I was not proud of what I had done and deep down inside, I still wanted her to be ok. Fast forward to today, those actions still haunt me and I hope that one day I can appologize for hurting such a good person. But until then, I decided I should follow a path of kindness and hopefully help others learn how to be kind too. However, I didn't know how to put it into words how I felt and I didn't know how to make a challenge that was easy to remember and hopefully go viral.
That was until I saw a sign at my local hospital that said to do something nice when no one is looking. When I saw that, it literally made me stop and think... at least until the person behind me honked their horn because I had been sitting there too long!

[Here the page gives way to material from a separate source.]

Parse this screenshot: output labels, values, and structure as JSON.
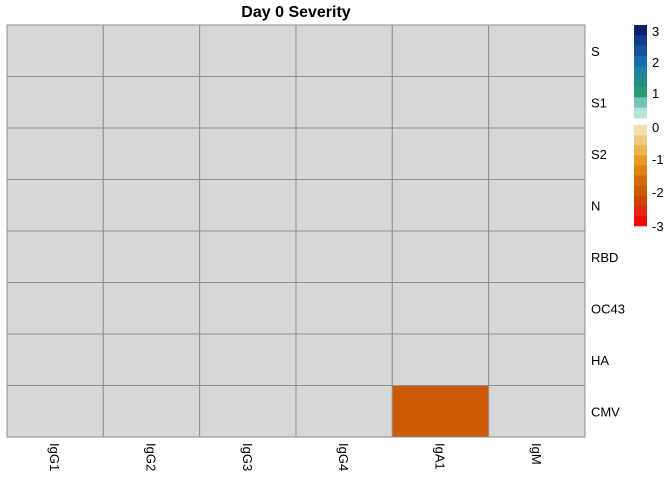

But over the next several months I thought long and hard how it related to my feelings and it finally struck me when I was in line at a drive through. I had finally pulled up to get my coffee and handed the barista my money. The gal said there was no need because the person in front of me had already paid for me before they left. I was taken back and really wanted to thank someone, so I thanked the barista and continued to think about if I knew the person before me. In short I didn't, and I know they didn't know me. But it was at that moment I realized that my challenge to others was to do something nice for someone without being caught.
Later on, I had decided to run for office in my local community and I knew I had to raise money for that, but instead of just asking for donations, I decded to sell shirts that had this positive challenge I had recently cultivated in my head. So I asked my friend Braighlee Rainey, who is one of the most tallented artists I know, if she would help me take this message and make an amazing design that people would like to see on a shirt.

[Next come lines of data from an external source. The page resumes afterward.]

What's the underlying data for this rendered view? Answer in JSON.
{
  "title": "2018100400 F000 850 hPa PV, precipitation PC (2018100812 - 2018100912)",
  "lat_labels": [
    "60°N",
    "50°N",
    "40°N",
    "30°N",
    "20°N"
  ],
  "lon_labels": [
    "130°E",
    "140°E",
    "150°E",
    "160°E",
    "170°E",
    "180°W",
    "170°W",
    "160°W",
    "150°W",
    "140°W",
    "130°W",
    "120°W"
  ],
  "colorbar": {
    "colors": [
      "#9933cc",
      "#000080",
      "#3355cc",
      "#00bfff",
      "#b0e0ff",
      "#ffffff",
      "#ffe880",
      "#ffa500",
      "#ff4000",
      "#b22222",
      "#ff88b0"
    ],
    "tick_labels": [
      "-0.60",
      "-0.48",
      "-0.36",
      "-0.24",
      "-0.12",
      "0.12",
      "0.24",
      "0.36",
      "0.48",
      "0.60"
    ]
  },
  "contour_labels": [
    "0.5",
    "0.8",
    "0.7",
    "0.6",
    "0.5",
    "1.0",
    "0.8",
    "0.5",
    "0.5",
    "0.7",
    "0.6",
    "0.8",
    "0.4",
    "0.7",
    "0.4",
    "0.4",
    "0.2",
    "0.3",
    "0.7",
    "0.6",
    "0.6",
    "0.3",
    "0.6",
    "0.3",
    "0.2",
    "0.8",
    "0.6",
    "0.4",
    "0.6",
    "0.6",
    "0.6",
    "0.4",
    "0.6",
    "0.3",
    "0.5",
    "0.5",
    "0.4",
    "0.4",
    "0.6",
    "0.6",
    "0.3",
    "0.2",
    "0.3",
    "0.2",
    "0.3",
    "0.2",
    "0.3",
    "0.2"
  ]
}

And so she did, and I now had an idea and something people would like to look at and wear. Now while it was originally created to help raise money for a political campaign, I didn't want it to be tied to that. I wanted to continue to push my challenge to help promote kindness. So when my short political career had ended, I decided to continue using the design and the idea in hopes that it would help make for a better world.
Which brings us here to the Do Something Nice podcast. A podcast that helps highlight some of the worlds good deeds and acts of kindness. There are enough stories of individuals and groups of people to last a lifetime, and I hope that you will enjoy what we have to offer in the show. If you do enjoy it, please consider supporting the show by sharing it with someone, taking up the challenge, or maybe even order yourself a t-shirt or mug with the design and message I'm sharing with you. And above all, thank you for being you. Thank you for being a kind person. And thank you for doing something nice for someone without being caught!